Según la mamá del chico, Miriam Díaz de Coria, su hijo “nació normal y a los 6 meses de vida empezó a tener mucha fiebre” y lo llevaron al hospital. Después de muchos estudios, los médicos dijeron que el diagnóstico de Fernando era “retraso psicomotriz y mental leve”.
Además el joven sufre de problemas renales por lo que tiene que asistir 3 veces por semana a diálisis.
A pesar de todas estas adversidades, Fernando siempre se ha mostrado activo y ha participado en lo que puede. “Lee el diario todo los días y hasta discute cuando se trata de temas políticos”, afirma Miriam.

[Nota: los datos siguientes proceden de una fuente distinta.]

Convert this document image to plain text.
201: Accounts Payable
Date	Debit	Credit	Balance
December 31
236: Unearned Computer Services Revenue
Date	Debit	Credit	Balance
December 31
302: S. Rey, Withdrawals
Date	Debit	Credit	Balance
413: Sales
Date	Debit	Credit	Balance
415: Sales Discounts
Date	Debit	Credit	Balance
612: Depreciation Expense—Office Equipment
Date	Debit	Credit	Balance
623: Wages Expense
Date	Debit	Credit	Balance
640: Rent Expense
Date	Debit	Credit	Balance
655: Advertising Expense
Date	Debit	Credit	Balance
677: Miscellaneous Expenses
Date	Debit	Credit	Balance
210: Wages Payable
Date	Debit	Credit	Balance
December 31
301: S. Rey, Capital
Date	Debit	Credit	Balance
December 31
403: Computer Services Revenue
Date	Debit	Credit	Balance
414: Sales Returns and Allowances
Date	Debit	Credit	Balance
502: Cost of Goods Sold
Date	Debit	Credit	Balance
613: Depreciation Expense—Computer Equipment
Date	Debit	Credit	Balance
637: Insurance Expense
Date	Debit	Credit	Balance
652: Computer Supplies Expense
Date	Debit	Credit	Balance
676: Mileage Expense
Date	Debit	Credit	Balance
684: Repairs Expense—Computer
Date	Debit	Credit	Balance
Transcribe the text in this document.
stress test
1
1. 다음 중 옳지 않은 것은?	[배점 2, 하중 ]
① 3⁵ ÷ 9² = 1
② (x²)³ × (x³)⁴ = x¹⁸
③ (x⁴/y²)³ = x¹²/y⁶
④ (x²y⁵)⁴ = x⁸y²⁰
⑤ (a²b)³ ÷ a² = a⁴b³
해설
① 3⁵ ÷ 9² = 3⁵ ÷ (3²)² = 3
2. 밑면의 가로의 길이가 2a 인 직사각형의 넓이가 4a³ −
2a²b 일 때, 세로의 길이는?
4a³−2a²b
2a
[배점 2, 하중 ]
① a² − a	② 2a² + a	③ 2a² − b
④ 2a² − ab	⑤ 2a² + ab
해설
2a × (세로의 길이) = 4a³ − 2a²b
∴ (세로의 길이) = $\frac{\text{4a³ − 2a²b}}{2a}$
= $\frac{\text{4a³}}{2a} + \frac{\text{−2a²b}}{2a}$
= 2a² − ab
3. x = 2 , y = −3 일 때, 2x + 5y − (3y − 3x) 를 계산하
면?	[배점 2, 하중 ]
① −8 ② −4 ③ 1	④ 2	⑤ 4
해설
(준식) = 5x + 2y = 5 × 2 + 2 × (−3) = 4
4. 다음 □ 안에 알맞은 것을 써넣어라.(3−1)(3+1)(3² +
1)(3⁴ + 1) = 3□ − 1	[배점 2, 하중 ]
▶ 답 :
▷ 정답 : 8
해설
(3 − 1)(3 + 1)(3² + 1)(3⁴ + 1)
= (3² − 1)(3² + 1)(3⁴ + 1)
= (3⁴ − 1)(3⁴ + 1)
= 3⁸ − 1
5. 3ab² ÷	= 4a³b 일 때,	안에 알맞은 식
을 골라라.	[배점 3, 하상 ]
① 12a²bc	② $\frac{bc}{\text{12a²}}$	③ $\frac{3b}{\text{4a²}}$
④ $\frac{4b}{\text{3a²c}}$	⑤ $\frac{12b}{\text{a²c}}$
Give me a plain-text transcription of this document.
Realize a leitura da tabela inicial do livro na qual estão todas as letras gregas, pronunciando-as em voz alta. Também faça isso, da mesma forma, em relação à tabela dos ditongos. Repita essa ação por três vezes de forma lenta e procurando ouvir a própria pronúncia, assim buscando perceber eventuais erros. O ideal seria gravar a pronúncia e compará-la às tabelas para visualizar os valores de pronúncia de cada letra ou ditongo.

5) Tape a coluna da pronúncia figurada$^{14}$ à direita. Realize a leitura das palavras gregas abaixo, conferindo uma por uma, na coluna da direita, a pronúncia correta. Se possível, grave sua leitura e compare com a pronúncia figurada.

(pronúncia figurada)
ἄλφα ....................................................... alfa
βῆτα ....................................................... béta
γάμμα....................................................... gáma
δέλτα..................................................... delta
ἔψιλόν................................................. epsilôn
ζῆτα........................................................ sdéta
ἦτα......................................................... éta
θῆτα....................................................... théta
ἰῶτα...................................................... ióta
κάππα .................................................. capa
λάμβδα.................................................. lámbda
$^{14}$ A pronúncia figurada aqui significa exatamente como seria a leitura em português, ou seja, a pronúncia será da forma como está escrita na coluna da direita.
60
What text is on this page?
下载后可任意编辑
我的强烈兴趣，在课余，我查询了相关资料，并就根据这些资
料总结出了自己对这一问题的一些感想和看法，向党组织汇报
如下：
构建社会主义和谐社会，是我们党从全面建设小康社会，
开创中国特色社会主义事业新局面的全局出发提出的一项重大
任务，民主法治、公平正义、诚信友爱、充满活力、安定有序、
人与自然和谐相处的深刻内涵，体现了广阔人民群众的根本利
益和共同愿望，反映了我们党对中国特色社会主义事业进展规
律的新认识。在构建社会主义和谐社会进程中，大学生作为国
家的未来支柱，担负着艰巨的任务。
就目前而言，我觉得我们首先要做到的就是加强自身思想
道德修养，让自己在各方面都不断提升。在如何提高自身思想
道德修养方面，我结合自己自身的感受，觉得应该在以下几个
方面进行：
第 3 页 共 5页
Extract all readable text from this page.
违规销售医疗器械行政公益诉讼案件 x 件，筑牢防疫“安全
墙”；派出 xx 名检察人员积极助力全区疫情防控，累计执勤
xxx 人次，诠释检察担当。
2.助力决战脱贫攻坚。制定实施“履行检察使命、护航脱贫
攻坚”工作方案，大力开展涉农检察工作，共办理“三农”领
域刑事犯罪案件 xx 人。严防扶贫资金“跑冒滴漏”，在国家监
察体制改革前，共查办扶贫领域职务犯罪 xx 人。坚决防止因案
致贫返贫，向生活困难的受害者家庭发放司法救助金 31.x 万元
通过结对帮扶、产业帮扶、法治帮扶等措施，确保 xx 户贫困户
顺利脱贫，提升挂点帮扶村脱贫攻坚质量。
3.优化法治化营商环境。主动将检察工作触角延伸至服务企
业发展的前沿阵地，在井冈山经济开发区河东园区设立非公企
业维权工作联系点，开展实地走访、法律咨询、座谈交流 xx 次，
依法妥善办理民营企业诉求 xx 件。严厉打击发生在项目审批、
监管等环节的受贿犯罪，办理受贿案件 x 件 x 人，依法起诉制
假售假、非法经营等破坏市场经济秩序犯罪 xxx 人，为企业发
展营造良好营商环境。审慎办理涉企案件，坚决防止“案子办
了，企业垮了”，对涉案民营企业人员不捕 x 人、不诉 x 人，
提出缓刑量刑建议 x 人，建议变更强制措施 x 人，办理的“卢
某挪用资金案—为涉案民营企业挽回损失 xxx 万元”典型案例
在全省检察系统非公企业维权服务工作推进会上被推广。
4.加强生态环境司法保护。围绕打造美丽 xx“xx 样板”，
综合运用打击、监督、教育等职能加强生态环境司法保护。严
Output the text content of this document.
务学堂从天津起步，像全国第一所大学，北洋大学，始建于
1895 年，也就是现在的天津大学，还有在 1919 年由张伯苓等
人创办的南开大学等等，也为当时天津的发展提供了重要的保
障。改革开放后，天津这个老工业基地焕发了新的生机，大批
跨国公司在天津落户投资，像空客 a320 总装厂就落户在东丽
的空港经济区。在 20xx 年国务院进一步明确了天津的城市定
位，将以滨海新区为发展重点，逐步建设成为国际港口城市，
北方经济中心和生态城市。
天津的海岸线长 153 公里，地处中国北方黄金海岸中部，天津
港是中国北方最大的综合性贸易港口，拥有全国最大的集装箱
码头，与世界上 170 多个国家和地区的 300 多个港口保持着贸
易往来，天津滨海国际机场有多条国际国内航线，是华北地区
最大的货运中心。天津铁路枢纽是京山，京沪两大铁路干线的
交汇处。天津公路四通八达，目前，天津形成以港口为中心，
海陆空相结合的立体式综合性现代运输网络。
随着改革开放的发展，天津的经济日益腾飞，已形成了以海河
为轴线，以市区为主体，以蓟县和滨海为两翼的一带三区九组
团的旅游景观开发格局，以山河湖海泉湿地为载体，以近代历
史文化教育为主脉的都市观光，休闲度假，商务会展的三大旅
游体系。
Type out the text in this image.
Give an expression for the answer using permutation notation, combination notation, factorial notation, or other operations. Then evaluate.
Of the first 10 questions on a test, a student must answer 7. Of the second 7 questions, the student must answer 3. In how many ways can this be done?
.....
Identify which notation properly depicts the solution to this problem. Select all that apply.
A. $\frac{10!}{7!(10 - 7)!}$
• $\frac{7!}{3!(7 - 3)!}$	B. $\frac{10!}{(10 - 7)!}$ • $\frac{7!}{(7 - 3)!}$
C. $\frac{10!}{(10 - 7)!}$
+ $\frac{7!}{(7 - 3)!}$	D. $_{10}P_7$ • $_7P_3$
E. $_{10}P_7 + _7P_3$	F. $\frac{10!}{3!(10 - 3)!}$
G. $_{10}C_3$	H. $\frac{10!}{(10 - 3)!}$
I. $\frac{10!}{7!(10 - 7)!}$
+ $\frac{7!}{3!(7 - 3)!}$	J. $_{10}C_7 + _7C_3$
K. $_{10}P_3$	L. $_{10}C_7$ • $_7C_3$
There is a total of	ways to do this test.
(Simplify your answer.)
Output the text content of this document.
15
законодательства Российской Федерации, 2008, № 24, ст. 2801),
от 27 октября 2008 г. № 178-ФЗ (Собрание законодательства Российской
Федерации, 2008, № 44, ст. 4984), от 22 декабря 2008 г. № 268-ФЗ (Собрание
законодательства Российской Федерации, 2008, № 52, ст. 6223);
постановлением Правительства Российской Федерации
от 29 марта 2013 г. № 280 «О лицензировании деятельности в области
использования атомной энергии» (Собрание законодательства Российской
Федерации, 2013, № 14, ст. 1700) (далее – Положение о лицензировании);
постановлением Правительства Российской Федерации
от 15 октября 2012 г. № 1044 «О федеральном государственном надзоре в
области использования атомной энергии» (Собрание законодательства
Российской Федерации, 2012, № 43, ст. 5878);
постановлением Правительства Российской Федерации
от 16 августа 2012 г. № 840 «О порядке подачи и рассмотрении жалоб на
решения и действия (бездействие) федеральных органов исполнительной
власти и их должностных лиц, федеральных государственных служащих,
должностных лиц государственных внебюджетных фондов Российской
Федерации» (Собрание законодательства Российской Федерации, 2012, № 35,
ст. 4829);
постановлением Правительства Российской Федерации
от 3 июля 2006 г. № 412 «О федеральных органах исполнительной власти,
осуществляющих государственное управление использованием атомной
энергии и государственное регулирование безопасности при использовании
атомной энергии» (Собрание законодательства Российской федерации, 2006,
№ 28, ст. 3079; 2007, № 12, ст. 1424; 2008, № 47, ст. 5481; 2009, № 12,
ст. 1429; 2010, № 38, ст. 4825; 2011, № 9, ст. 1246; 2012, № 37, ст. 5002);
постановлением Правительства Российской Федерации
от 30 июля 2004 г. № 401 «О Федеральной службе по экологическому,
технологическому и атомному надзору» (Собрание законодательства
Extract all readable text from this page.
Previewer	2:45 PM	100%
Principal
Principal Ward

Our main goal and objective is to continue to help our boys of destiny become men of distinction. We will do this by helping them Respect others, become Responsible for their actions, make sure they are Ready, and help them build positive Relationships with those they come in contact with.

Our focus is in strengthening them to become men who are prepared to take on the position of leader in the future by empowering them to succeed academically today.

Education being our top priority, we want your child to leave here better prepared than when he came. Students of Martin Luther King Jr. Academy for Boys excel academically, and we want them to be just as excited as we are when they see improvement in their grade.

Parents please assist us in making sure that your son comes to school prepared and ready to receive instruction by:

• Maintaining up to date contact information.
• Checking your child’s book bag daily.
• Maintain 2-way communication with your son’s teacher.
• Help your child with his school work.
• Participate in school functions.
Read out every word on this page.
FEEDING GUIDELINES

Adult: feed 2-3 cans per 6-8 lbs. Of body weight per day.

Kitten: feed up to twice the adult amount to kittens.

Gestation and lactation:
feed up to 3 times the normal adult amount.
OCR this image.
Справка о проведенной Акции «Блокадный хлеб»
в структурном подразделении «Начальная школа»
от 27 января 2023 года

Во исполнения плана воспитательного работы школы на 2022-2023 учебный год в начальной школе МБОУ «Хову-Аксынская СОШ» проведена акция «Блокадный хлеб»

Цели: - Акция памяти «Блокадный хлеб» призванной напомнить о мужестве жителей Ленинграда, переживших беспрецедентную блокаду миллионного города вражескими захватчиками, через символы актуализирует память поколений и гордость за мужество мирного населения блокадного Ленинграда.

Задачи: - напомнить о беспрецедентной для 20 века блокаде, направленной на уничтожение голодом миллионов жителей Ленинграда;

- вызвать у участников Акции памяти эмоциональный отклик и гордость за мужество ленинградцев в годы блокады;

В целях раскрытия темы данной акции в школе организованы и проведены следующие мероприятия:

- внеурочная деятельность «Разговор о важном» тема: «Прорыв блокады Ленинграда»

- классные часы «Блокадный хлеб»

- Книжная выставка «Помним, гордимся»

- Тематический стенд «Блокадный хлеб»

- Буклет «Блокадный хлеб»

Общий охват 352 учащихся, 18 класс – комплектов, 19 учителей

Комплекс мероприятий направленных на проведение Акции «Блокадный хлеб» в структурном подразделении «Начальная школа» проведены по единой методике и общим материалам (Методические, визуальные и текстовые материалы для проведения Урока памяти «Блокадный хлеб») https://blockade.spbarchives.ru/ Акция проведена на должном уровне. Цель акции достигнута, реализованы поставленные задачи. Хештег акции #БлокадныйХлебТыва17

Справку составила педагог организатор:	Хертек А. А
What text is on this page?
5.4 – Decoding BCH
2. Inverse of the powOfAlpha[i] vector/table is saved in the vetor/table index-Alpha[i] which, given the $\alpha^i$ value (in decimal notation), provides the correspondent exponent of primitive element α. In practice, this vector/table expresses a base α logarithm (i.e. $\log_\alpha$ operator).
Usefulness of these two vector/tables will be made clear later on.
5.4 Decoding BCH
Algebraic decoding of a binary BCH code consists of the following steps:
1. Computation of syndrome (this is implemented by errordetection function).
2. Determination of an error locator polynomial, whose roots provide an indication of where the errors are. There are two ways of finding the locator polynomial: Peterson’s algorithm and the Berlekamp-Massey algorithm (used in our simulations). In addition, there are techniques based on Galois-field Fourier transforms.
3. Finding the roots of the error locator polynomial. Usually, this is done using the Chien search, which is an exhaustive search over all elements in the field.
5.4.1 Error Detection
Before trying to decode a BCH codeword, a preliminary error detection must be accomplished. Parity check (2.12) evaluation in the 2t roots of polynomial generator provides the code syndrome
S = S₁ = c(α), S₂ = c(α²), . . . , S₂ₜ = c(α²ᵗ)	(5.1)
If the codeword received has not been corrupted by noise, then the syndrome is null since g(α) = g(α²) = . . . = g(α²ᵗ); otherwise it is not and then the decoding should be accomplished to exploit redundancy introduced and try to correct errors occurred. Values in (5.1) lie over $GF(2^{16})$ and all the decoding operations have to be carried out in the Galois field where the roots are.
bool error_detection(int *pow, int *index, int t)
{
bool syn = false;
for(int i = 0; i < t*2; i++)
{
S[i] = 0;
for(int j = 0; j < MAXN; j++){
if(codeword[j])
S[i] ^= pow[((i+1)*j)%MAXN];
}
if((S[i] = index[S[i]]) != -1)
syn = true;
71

Además le gusta escribir.
Sin embargo, hay una pasión que Fernando tiene desde chico y que lo transporta a un mundo en el que se siente sumamente feliz: la Fiesta de la Vendimia. “Colecciona cosas desde joven y tiene más de diez biblioratos llenos de fotos de reinas”, dice Miriam.
Aunque ha conocido a muchas soberanas, su sueño aún no se cumplía. Conocer a esa mujer llegada desde Tunuyán que conquistó a los mendocinos con su permanente sonrisa en 1988, era, para él, algo lejano y casi utópico. Pero ese mismo empuje que lo hace vivir y seguir creyendo en que las cosas se pueden lograr, gracias al apoyo de su familia y del grupo de profesionales que lo secunda, logró el gran encuentro.
“Fernando tiene mucha resiliencia, que es la capacidad que tiene el ser humano para enfrentar en forma positiva situaciones adversas”, comenta la trabajadora social Adriana Miranda.
Con la iniciativa de ella, el encuentro se produjo el 16 de enero en el Centro de Diálisis Diaverum, ubicado en pleno centro mendocino.
Cuando Fernando vio a Marcela lo único que se le ocurrió decir fue “¿te puedo tocar?, ¿sos real?” y la mayoría de la gente presente se puso a llorar y él no se despegó ni un minuto de su “ídola” de las dos horas que duró el sueño hecho realidad.
“Se acuerda de todo lo que viví cuando era Reina. Éstas son las personas y situaciones que hacen que te retroalimentes todos los años y sigas disfrutando de la Vendimia”, comentó Marcela Gaua.